Sunday, January 13, 2019

Don't Ask Why


When it comes to behavior, I suppose it's human nature to wonder and ask why. Sometimes the cause and effect is so clear it's transparent - I could've become an alcoholic but instead I married one because it was familiar and felt like home - but other times, there's a randomness about people, a spiteful kind of cloudiness that make their actions impossible to explain or comprehend. My friend, Michael, is one of those people and while he would rather die than admit it, it's becoming painful to him. It's also painful to watch.

At best, he is - as are we all - badly flawed, a spiteful, vain, defiant and raging narcissist, self-involved and self-centered to the point of self destruction. Strike at him and he will strike back a hundred times over and as maliciously as he can. Nothing will be off limits, nothing will be too vindictive, nothing will be too hateful to say or too vulnerable to attack. He prides himself on his ability to be cruel, to devastate and cripple an enemy. When his words ignite a firestorm of protest and come back to haunt or harm him or his business, as they inevitably do, he simply becomes more venomous and more embedded, refusing to see that his actions add fuel to an already out of control fire, flatly refusing to back down even when it's for his own good. Whether he doesn't care or just can't help himself is a mystery although the damage he does and the wreckage he leaves in his wake are clear enough. I've watched it for years and have never been able to make sense of it. He's a “Rules Don't Apply To Me” personality, carelessly arrogant and often without a shred of empathy. He is not, and he admits it freely, a nice person nor does he want to be. It's impossibly sad to watch him drive person after person away. These wounds are self-inflicted, I remind myself, when he defends his actions with claims of self defense or of being pushed across some imaginary line. He can't be reasoned or persuaded into a different mindset and it's futile to try. He won't make room for even the possibililty that he might be wrong or, more to the point, might not be completely justified in being cruel. All's fair in war and retaliation.

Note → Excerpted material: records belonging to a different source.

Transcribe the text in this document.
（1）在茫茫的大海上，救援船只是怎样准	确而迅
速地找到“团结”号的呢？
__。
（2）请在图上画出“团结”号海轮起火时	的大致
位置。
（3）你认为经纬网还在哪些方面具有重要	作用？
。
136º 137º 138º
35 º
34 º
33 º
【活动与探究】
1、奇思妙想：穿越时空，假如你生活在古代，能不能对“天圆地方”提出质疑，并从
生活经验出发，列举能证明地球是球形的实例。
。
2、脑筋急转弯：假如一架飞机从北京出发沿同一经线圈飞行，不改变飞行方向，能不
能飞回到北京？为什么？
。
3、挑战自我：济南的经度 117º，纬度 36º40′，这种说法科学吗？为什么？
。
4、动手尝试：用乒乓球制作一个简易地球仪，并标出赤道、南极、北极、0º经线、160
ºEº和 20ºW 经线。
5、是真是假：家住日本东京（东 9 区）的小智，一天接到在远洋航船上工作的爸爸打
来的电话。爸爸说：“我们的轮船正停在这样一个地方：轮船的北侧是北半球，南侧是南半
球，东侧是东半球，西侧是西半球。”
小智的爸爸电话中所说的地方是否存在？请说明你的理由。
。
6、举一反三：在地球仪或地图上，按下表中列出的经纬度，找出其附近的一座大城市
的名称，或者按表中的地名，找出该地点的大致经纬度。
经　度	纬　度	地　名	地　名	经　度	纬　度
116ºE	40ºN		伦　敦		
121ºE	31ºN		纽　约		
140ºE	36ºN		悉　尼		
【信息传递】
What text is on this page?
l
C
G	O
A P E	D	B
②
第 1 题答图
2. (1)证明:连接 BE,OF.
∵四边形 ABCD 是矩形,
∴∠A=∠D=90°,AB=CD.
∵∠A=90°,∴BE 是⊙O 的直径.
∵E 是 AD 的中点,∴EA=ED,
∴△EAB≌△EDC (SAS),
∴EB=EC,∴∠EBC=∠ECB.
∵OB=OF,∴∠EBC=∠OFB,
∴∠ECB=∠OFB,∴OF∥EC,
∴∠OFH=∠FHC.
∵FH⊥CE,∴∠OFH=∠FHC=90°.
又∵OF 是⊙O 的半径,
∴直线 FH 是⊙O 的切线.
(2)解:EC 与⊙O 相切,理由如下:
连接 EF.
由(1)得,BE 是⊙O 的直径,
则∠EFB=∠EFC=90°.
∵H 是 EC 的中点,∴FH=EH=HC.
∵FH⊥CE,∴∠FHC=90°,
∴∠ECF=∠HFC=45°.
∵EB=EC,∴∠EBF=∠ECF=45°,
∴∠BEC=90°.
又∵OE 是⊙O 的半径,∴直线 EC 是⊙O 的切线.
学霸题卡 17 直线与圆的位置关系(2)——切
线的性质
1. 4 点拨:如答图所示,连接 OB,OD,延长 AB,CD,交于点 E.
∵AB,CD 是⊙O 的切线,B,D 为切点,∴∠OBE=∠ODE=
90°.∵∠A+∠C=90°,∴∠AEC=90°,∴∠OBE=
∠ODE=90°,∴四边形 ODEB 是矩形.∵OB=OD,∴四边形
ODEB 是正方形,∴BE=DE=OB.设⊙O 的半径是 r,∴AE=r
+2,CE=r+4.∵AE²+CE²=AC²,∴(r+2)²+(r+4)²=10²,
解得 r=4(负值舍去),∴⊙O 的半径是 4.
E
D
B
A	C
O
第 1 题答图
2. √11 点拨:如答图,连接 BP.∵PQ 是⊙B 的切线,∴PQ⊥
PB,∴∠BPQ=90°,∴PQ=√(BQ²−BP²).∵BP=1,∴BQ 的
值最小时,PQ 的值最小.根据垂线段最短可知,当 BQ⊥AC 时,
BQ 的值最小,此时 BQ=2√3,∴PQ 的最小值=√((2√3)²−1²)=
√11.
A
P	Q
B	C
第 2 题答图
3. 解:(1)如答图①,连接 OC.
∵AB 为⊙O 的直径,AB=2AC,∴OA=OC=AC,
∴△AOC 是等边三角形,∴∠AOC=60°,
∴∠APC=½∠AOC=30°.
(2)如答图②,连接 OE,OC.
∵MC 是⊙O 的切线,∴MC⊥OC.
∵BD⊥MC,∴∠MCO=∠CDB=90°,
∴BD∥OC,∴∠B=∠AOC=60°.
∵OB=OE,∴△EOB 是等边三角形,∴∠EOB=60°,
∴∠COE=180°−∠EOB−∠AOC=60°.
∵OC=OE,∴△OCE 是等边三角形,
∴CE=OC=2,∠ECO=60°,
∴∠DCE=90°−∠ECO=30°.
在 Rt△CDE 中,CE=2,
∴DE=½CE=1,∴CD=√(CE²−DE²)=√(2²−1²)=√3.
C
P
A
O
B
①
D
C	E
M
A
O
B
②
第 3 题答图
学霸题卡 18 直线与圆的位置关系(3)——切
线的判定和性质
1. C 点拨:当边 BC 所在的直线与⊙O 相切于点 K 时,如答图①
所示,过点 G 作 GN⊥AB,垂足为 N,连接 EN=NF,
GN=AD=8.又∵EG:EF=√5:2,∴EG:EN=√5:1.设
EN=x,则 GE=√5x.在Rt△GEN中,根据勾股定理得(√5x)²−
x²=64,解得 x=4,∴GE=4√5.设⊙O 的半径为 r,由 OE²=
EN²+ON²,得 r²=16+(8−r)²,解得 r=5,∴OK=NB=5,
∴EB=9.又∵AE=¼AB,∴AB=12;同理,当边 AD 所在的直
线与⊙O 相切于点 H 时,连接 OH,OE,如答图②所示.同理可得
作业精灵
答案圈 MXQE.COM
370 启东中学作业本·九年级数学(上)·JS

I've lost count of the hour after futile hour I've tried to convince him that this scorched earth policy doesn't work, tried to explain that he can fight back without being vicious, that personal attacks always backfire and reflect horrendously on him and cost him business. There have been times when I've thought he was treated unfairly and I've defended his positions although never his words. I've ranted and raved about consequences, about making a bad situation worse, about fighting fairly, all to no avail. During this latest incident, he came across a website dedicated to hating him and actively campaigning for his business to fail. It shocked him and pierced his callous skin but not enough to make a difference. He slipped into the pretense of it not bothering him with barely a blink but the mask slipped a bit and I saw the pain. What did you expect, I said to him, more roughly than I needed to, “That they'd embrace you for attacking them?”
The very moment the words were out, I regretted them. As much of a son of a bitch as he can be, as much as he so often deserves it, I take no joy in seeing him suffer. Beneath the hard core exterior, beneath the arrogance and the venom and insecurity and self induced misery, there is still someone who can be hurt just as he hurts others. That he cannot or will not mend his ways may be the saddest thing of all.

Apart from the economics and the fact that during a very dark hour he was the only one to extend a helping hand to me, the real question is why do I stay. Misguided loyalty, perhaps, or a fear of the fire outside the frying pan. The fact is I mostly like what I do, like being able to dress in jeans and sweatshirts, like the hours and the freedom. And if I dig deep enough into my own flaws, the fact that I'm needed, not a little bit but a whole lot. I'm as close to indispensable as you can get and leaving him would feel way too much like a betrayal. We make a good working team, he and I, close enough to finish each other's sentences yet far enough apart to be feisty when we disagree. I despise his racism and right wing extremism but admire his unflagging optimism and perseverance. He despairs of my liberal politics and friends and is undone by my indifference to personal fashion. I am a planner and preparer, a hopeless listmaker with a desperate need to be organized and neat. He is as scattered as a handful of confetti in the wind and leaves everything to the very last minute. He's always late and I'm always early. I can laser focus on a single task for hours while he can't hold a thought for more than ten seconds. He remembers details of conversations from 10 years ago and in the time it takes me to go from his desk to mine, I've forgotten whatever I didn't write down. Except for the old opposites attract theory, how it works and why we haven't beaten each other senseless is a mystery but somehow, some way, we have managed to find enough common ground to continue - a shared love of animals, perhaps, or a zero tolerance for stupidity - either way, until now it's been adequate.

This particular upheaval has been especially difficult because he targeted someone I care very much about and gave how I might feel about it, a barely passing thought, shredding any idea that my feelings might matter more than those of his perceived enemies. When I refused to take his side and say he was justified, he accused me of disloyalty. I accused him of hate and malice. We got nowhere.

We are all flawed and imperfect but most people I know are trying to be better. Michael is not among them and sometimes, neither am I.